Conventional Treatment Options for Multiple Sclerosis (MS)
What is multiple sclerosis?
Multiple sclerosis (MS) is an autoimmune disease that affects the central nervous system. With MS, the immune system attacks the protective shell (myelin) of nerve fibers throughout the body. Scar tissue then accumulates around the nerves, which eventually causes nerve damage. Once the nerves are damaged with scar tissue, they cannot receive signals sent from the brain to properly operate. Since the nervous system controls every movement of the body, MS can cause vision issues, movement and muscle control problems, balance issues, and other health complications. The exact cause of multiple sclerosis is not yet clear.
Multiple sclerosis treatments and therapies
Currently, no cure exists for MS but receiving the proper diagnosis as well as a treatment plan can make living with MS manageable. In addition to medications, other options to manage multiple sclerosis are available. These treatments and therapies help treat flare-ups, improve daily functioning, and manage symptoms.
Plasmapheresis, also known as plasma exchange, is a process in which antibodies that may be attacking the nervous system are cleansed from the blood. First, blood is slowly removed from the body and filtered so that the liquid portion of the blood (the plasma) is separated from the red and white blood cells. The cells are mixed with a plasma replacement fluid and transfused back into the body. Plasmapheresis is often used when individuals experience a relapse that does not respond to corticosteroids.
Physical therapy for symptoms of multiple sclerosis aims to improve mobility, strength, balance, and posture and to decrease fatigue and pain. Physical therapists design specific exercise programs on an individual basis. They can also provide information about the proper use of mobility aids, such as canes or wheelchairs. If urinary or bladder issues are a concern, pelvic floor physical therapy may also be recommended.
Occupational therapy for multiple sclerosis aims to increase independence, simplify everyday tasks, and ensure safety in the home or workplace. Occupational therapists provide assistance with adaptive tools and devices. They can also recommend needed modifications for living or work spaces and assist with thinking and memory concerns.
Damage to the central nervous system can affect the muscles in the mouth and throat, which are responsible for both speaking and swallowing. Speech-language pathologists work to address these concerns with the aim to improve communication as well as ensure safety while swallowing.

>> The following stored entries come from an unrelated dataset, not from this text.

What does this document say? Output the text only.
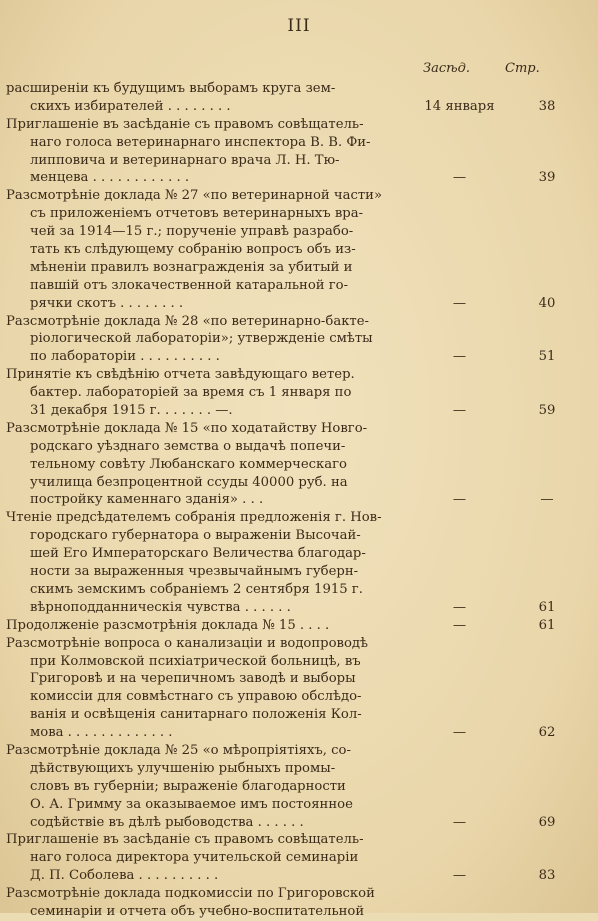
III
Засѣд.	Стр.
расширеніи къ будущимъ выборамъ круга зем-
скихъ избирателей . . . . . . . .	14 января	38
Приглашеніе въ засѣданіе съ правомъ совѣщатель-
наго голоса ветеринарнаго инспектора В. В. Фи-
липповича и ветеринарнаго врача Л. Н. Тю-
менцева . . . . . . . . . . . .	—	39
Разсмотрѣніе доклада № 27 «по ветеринарной части»
съ приложеніемъ отчетовъ ветеринарныхъ вра-
чей за 1914—15 г.; порученіе управѣ разрабо-
тать къ слѣдующему собранію вопросъ объ из-
мѣненіи правилъ вознагражденія за убитый и
павшій отъ злокачественной катаральной го-
рячки скотъ . . . . . . . .	—	40
Разсмотрѣніе доклада № 28 «по ветеринарно-бакте-
ріологической лабораторіи»; утвержденіе смѣты
по лабораторіи . . . . . . . . . .	—	51
Принятіе къ свѣдѣнію отчета завѣдующаго ветер.
бактер. лабораторіей за время съ 1 января по
31 декабря 1915 г. . . . . . . —.	—	59
Разсмотрѣніе доклада № 15 «по ходатайству Новго-
родскаго уѣзднаго земства о выдачѣ попечи-
тельному совѣту Любанскаго коммерческаго
училища безпроцентной ссуды 40000 руб. на
постройку каменнаго зданія» . . .	—	—
Чтеніе предсѣдателемъ собранія предложенія г. Нов-
городскаго губернатора о выраженіи Высочай-
шей Его Императорскаго Величества благодар-
ности за выраженныя чрезвычайнымъ губерн-
скимъ земскимъ собраніемъ 2 сентября 1915 г.
вѣрноподданническія чувства . . . . . .	—	61
Продолженіе разсмотрѣнія доклада № 15 . . . .	—	61
Разсмотрѣніе вопроса о канализаціи и водопроводѣ
при Колмовской психіатрической больницѣ, въ
Григоровѣ и на черепичномъ заводѣ и выборы
комиссіи для совмѣстнаго съ управою обслѣдо-
ванія и освѣщенія санитарнаго положенія Кол-
мова . . . . . . . . . . . . .	—	62
Разсмотрѣніе доклада № 25 «о мѣропріятіяхъ, со-
дѣйствующихъ улучшенію рыбныхъ промы-
словъ въ губерніи; выраженіе благодарности
О. А. Гримму за оказываемое имъ постоянное
содѣйствіе въ дѣлѣ рыбоводства . . . . . .	—	69
Приглашеніе въ засѣданіе съ правомъ совѣщатель-
наго голоса директора учительской семинаріи
Д. П. Соболева . . . . . . . . . .	—	83
Разсмотрѣніе доклада подкомиссіи по Григоровской
семинаріи и отчета объ учебно-воспитательной
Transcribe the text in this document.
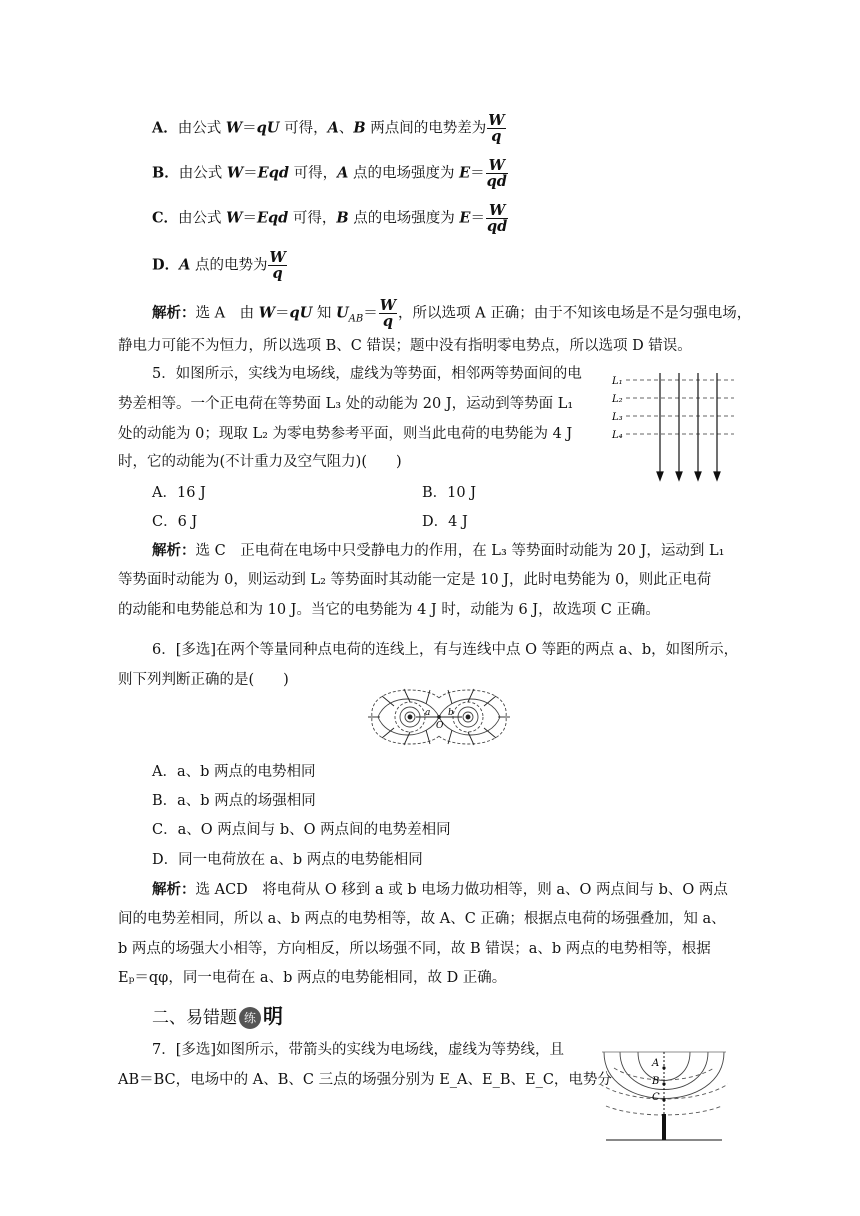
A．由公式 W＝qU 可得，A、B 两点间的电势差为 $\frac{W}{q}$
B．由公式 W＝Eqd 可得，A 点的电场强度为 $E= \frac{W}{qd}$
C．由公式 W＝Eqd 可得，B 点的电场强度为 $E= \frac{W}{qd}$
D．A 点的电势为 $\frac{W}{q}$
解析：选 A　由 W＝qU 知 $U_{AB}= \frac{W}{q}$ ，所以选项 A 正确；由于不知该电场是不是匀强电场，
静电力可能不为恒力，所以选项 B、C 错误；题中没有指明零电势点，所以选项 D 错误。
5．如图所示，实线为电场线，虚线为等势面，相邻两等势面间的电
势差相等。一个正电荷在等势面 L₃ 处的动能为 20 J，运动到等势面 L₁
处的动能为 0；现取 L₂ 为零电势参考平面，则当此电荷的电势能为 4 J
时，它的动能为(不计重力及空气阻力)(　　)
A．16 J	B．10 J
C．6 J	D．4 J
解析：选 C　正电荷在电场中只受静电力的作用，在 L₃ 等势面时动能为 20 J，运动到 L₁
等势面时动能为 0，则运动到 L₂ 等势面时其动能一定是 10 J，此时电势能为 0，则此正电荷
的动能和电势能总和为 10 J。当它的电势能为 4 J 时，动能为 6 J，故选项 C 正确。
L₁
L₂
L₃
L₄
6．[多选]在两个等量同种点电荷的连线上，有与连线中点 O 等距的两点 a、b，如图所示，
则下列判断正确的是(　　)
a
O
b
A．a、b 两点的电势相同
B．a、b 两点的场强相同
C．a、O 两点间与 b、O 两点间的电势差相同
D．同一电荷放在 a、b 两点的电势能相同
解析：选 ACD　将电荷从 O 移到 a 或 b 电场力做功相等，则 a、O 两点间与 b、O 两点
间的电势差相同，所以 a、b 两点的电势相等，故 A、C 正确；根据点电荷的场强叠加，知 a、
b 两点的场强大小相等，方向相反，所以场强不同，故 B 错误；a、b 两点的电势相等，根据
Eₚ＝qφ，同一电荷在 a、b 两点的电势能相同，故 D 正确。
二、易错题 练 明
7．[多选]如图所示，带箭头的实线为电场线，虚线为等势线，且
AB＝BC，电场中的 A、B、C 三点的场强分别为 E_A、E_B、E_C，电势分
A
B
C
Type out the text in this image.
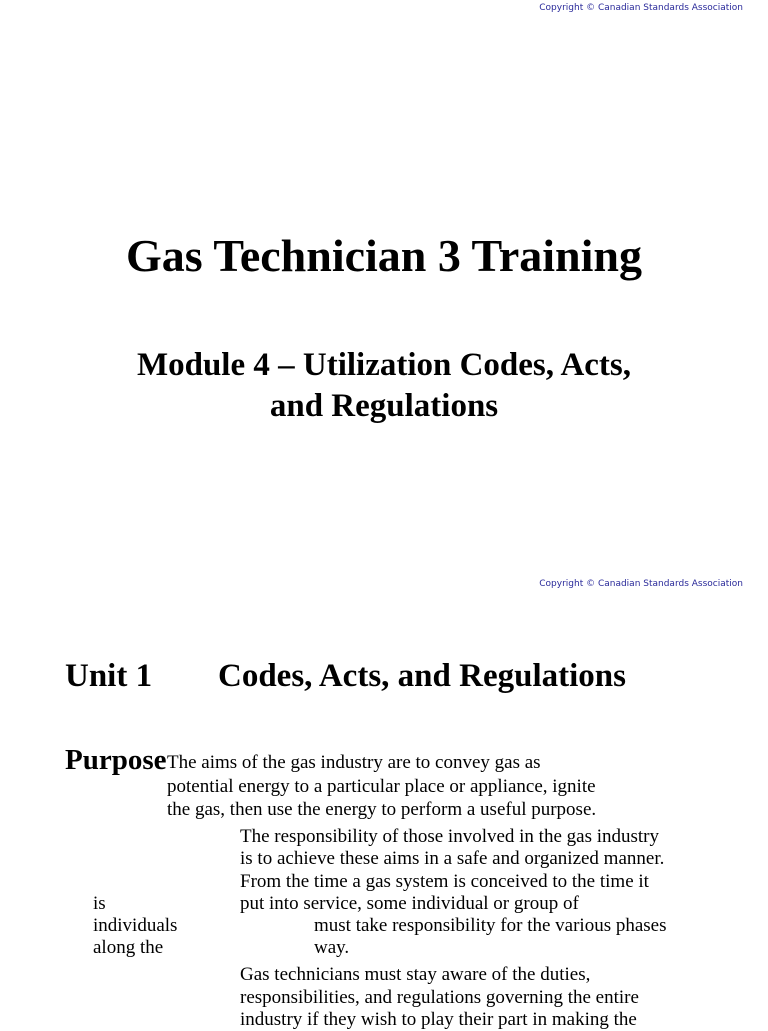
Copyright © Canadian Standards Association
Gas Technician 3 Training
Module 4 – Utilization Codes, Acts,
and Regulations
Copyright © Canadian Standards Association
Unit 1 Codes, Acts, and Regulations
Purpose The aims of the gas industry are to convey gas as
potential energy to a particular place or appliance, ignite
the gas, then use the energy to perform a useful purpose.
The responsibility of those involved in the gas industry
is to achieve these aims in a safe and organized manner.
From the time a gas system is conceived to the time it
put into service, some individual or group of
must take responsibility for the various phases
way.
is
individuals
along the
Gas technicians must stay aware of the duties,
responsibilities, and regulations governing the entire
industry if they wish to play their part in making the
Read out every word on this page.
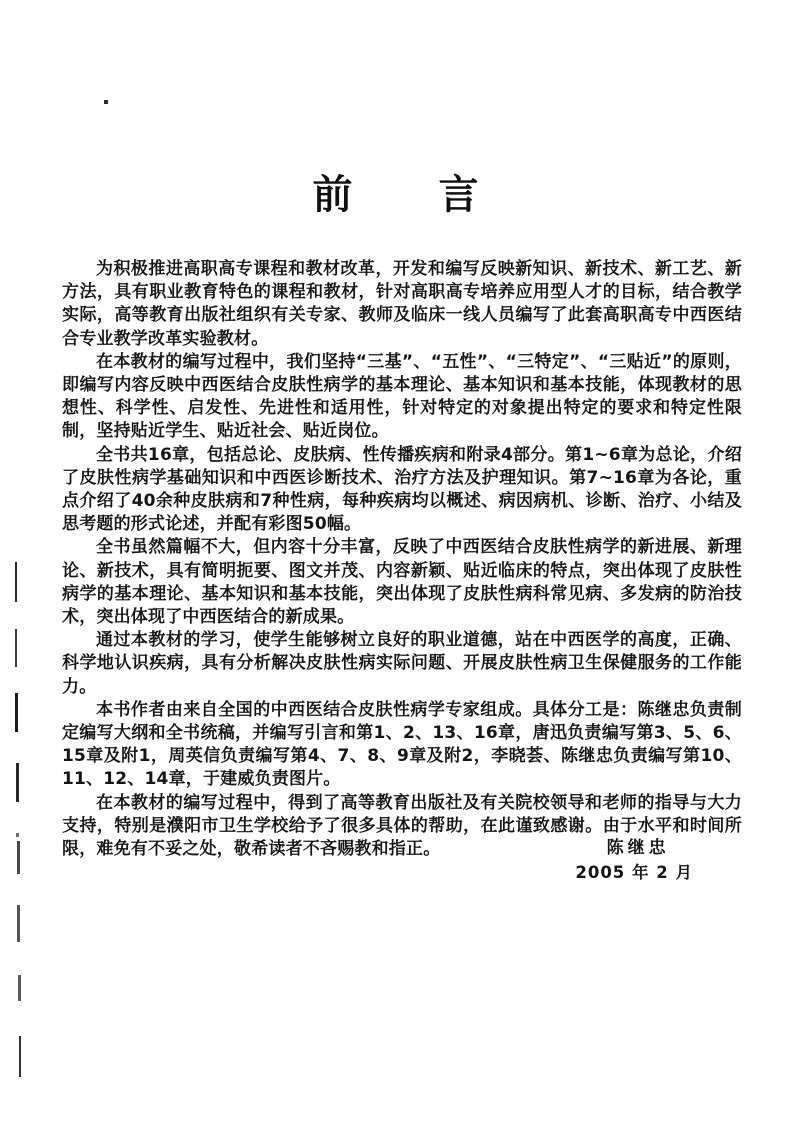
前　　言

为积极推进高职高专课程和教材改革，开发和编写反映新知识、新技术、新工艺、新方法，具有职业教育特色的课程和教材，针对高职高专培养应用型人才的目标，结合教学实际，高等教育出版社组织有关专家、教师及临床一线人员编写了此套高职高专中西医结合专业教学改革实验教材。

在本教材的编写过程中，我们坚持“三基”、“五性”、“三特定”、“三贴近”的原则，即编写内容反映中西医结合皮肤性病学的基本理论、基本知识和基本技能，体现教材的思想性、科学性、启发性、先进性和适用性，针对特定的对象提出特定的要求和特定性限制，坚持贴近学生、贴近社会、贴近岗位。

全书共16章，包括总论、皮肤病、性传播疾病和附录4部分。第1~6章为总论，介绍了皮肤性病学基础知识和中西医诊断技术、治疗方法及护理知识。第7~16章为各论，重点介绍了40余种皮肤病和7种性病，每种疾病均以概述、病因病机、诊断、治疗、小结及思考题的形式论述，并配有彩图50幅。

全书虽然篇幅不大，但内容十分丰富，反映了中西医结合皮肤性病学的新进展、新理论、新技术，具有简明扼要、图文并茂、内容新颖、贴近临床的特点，突出体现了皮肤性病学的基本理论、基本知识和基本技能，突出体现了皮肤性病科常见病、多发病的防治技术，突出体现了中西医结合的新成果。

通过本教材的学习，使学生能够树立良好的职业道德，站在中西医学的高度，正确、科学地认识疾病，具有分析解决皮肤性病实际问题、开展皮肤性病卫生保健服务的工作能力。

本书作者由来自全国的中西医结合皮肤性病学专家组成。具体分工是：陈继忠负责制定编写大纲和全书统稿，并编写引言和第1、2、13、16章，唐迅负责编写第3、5、6、15章及附1，周英信负责编写第4、7、8、9章及附2，李晓荟、陈继忠负责编写第10、11、12、14章，于建威负责图片。

在本教材的编写过程中，得到了高等教育出版社及有关院校领导和老师的指导与大力支持，特别是濮阳市卫生学校给予了很多具体的帮助，在此谨致感谢。由于水平和时间所限，难免有不妥之处，敬希读者不吝赐教和指正。	陈继忠
2005 年 2 月
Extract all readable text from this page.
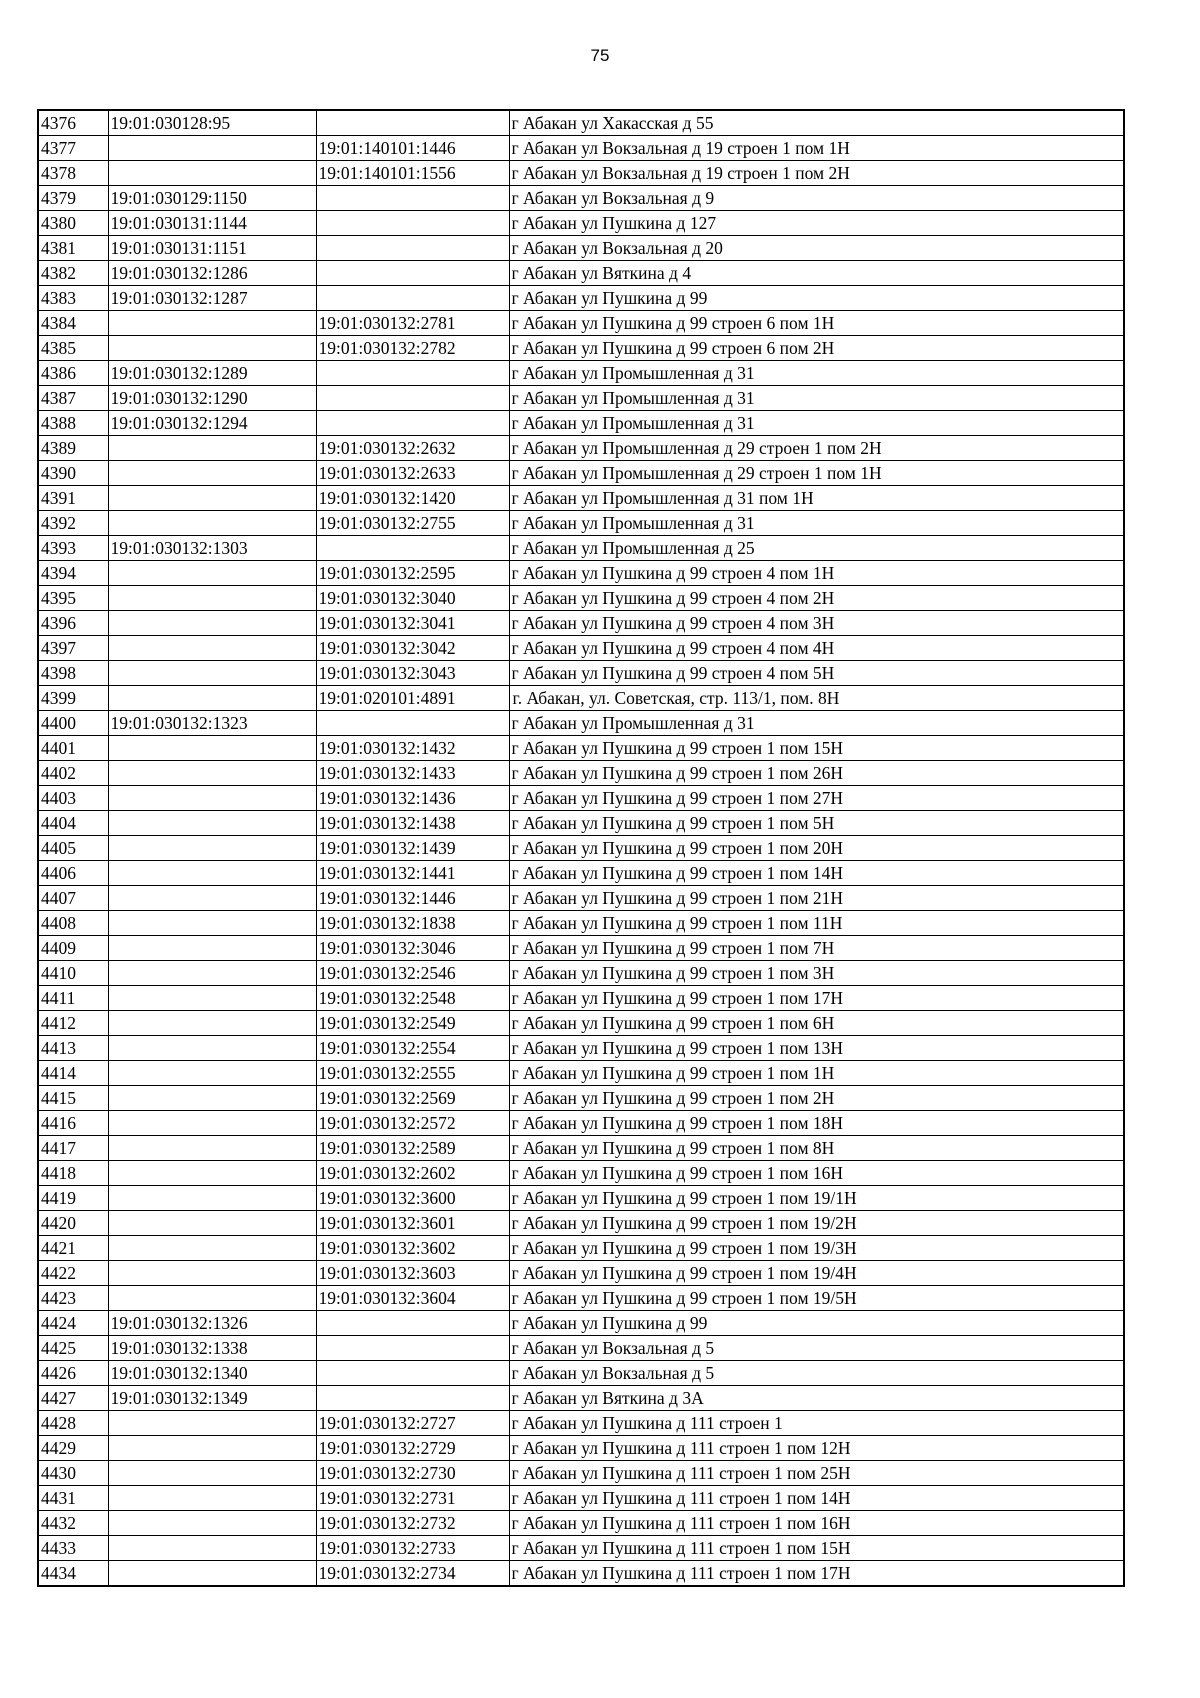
75
4376	19:01:030128:95		г Абакан ул Хакасская д 55
4377		19:01:140101:1446	г Абакан ул Вокзальная д 19 строен 1 пом 1Н
4378		19:01:140101:1556	г Абакан ул Вокзальная д 19 строен 1 пом 2Н
4379	19:01:030129:1150		г Абакан ул Вокзальная д 9
4380	19:01:030131:1144		г Абакан ул Пушкина д 127
4381	19:01:030131:1151		г Абакан ул Вокзальная д 20
4382	19:01:030132:1286		г Абакан ул Вяткина д 4
4383	19:01:030132:1287		г Абакан ул Пушкина д 99
4384		19:01:030132:2781	г Абакан ул Пушкина д 99 строен 6 пом 1Н
4385		19:01:030132:2782	г Абакан ул Пушкина д 99 строен 6 пом 2Н
4386	19:01:030132:1289		г Абакан ул Промышленная д 31
4387	19:01:030132:1290		г Абакан ул Промышленная д 31
4388	19:01:030132:1294		г Абакан ул Промышленная д 31
4389		19:01:030132:2632	г Абакан ул Промышленная д 29 строен 1 пом 2Н
4390		19:01:030132:2633	г Абакан ул Промышленная д 29 строен 1 пом 1Н
4391		19:01:030132:1420	г Абакан ул Промышленная д 31 пом 1Н
4392		19:01:030132:2755	г Абакан ул Промышленная д 31
4393	19:01:030132:1303		г Абакан ул Промышленная д 25
4394		19:01:030132:2595	г Абакан ул Пушкина д 99 строен 4 пом 1Н
4395		19:01:030132:3040	г Абакан ул Пушкина д 99 строен 4 пом 2Н
4396		19:01:030132:3041	г Абакан ул Пушкина д 99 строен 4 пом 3Н
4397		19:01:030132:3042	г Абакан ул Пушкина д 99 строен 4 пом 4Н
4398		19:01:030132:3043	г Абакан ул Пушкина д 99 строен 4 пом 5Н
4399		19:01:020101:4891	г. Абакан, ул. Советская, стр. 113/1, пом. 8Н
4400	19:01:030132:1323		г Абакан ул Промышленная д 31
4401		19:01:030132:1432	г Абакан ул Пушкина д 99 строен 1 пом 15Н
4402		19:01:030132:1433	г Абакан ул Пушкина д 99 строен 1 пом 26Н
4403		19:01:030132:1436	г Абакан ул Пушкина д 99 строен 1 пом 27Н
4404		19:01:030132:1438	г Абакан ул Пушкина д 99 строен 1 пом 5Н
4405		19:01:030132:1439	г Абакан ул Пушкина д 99 строен 1 пом 20Н
4406		19:01:030132:1441	г Абакан ул Пушкина д 99 строен 1 пом 14Н
4407		19:01:030132:1446	г Абакан ул Пушкина д 99 строен 1 пом 21Н
4408		19:01:030132:1838	г Абакан ул Пушкина д 99 строен 1 пом 11Н
4409		19:01:030132:3046	г Абакан ул Пушкина д 99 строен 1 пом 7Н
4410		19:01:030132:2546	г Абакан ул Пушкина д 99 строен 1 пом 3Н
4411		19:01:030132:2548	г Абакан ул Пушкина д 99 строен 1 пом 17Н
4412		19:01:030132:2549	г Абакан ул Пушкина д 99 строен 1 пом 6Н
4413		19:01:030132:2554	г Абакан ул Пушкина д 99 строен 1 пом 13Н
4414		19:01:030132:2555	г Абакан ул Пушкина д 99 строен 1 пом 1Н
4415		19:01:030132:2569	г Абакан ул Пушкина д 99 строен 1 пом 2Н
4416		19:01:030132:2572	г Абакан ул Пушкина д 99 строен 1 пом 18Н
4417		19:01:030132:2589	г Абакан ул Пушкина д 99 строен 1 пом 8Н
4418		19:01:030132:2602	г Абакан ул Пушкина д 99 строен 1 пом 16Н
4419		19:01:030132:3600	г Абакан ул Пушкина д 99 строен 1 пом 19/1Н
4420		19:01:030132:3601	г Абакан ул Пушкина д 99 строен 1 пом 19/2Н
4421		19:01:030132:3602	г Абакан ул Пушкина д 99 строен 1 пом 19/3Н
4422		19:01:030132:3603	г Абакан ул Пушкина д 99 строен 1 пом 19/4Н
4423		19:01:030132:3604	г Абакан ул Пушкина д 99 строен 1 пом 19/5Н
4424	19:01:030132:1326		г Абакан ул Пушкина д 99
4425	19:01:030132:1338		г Абакан ул Вокзальная д 5
4426	19:01:030132:1340		г Абакан ул Вокзальная д 5
4427	19:01:030132:1349		г Абакан ул Вяткина д 3А
4428		19:01:030132:2727	г Абакан ул Пушкина д 111 строен 1
4429		19:01:030132:2729	г Абакан ул Пушкина д 111 строен 1 пом 12Н
4430		19:01:030132:2730	г Абакан ул Пушкина д 111 строен 1 пом 25Н
4431		19:01:030132:2731	г Абакан ул Пушкина д 111 строен 1 пом 14Н
4432		19:01:030132:2732	г Абакан ул Пушкина д 111 строен 1 пом 16Н
4433		19:01:030132:2733	г Абакан ул Пушкина д 111 строен 1 пом 15Н
4434		19:01:030132:2734	г Абакан ул Пушкина д 111 строен 1 пом 17Н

Functional electrical stimulation
Functional electrical stimulation, or FES, involves applying a mild electrical impulse to a muscle. With multiple sclerosis, certain muscles may not receive proper signals from the damaged central nervous system. FES provides an external signal to help muscles become more mobile. FES devices can be especially helpful for individuals who have difficulty lifting their foot, known as foot drop.
When dealing with multiple sclerosis, it is important to talk with a physician about which therapies and treatments may be most beneficial.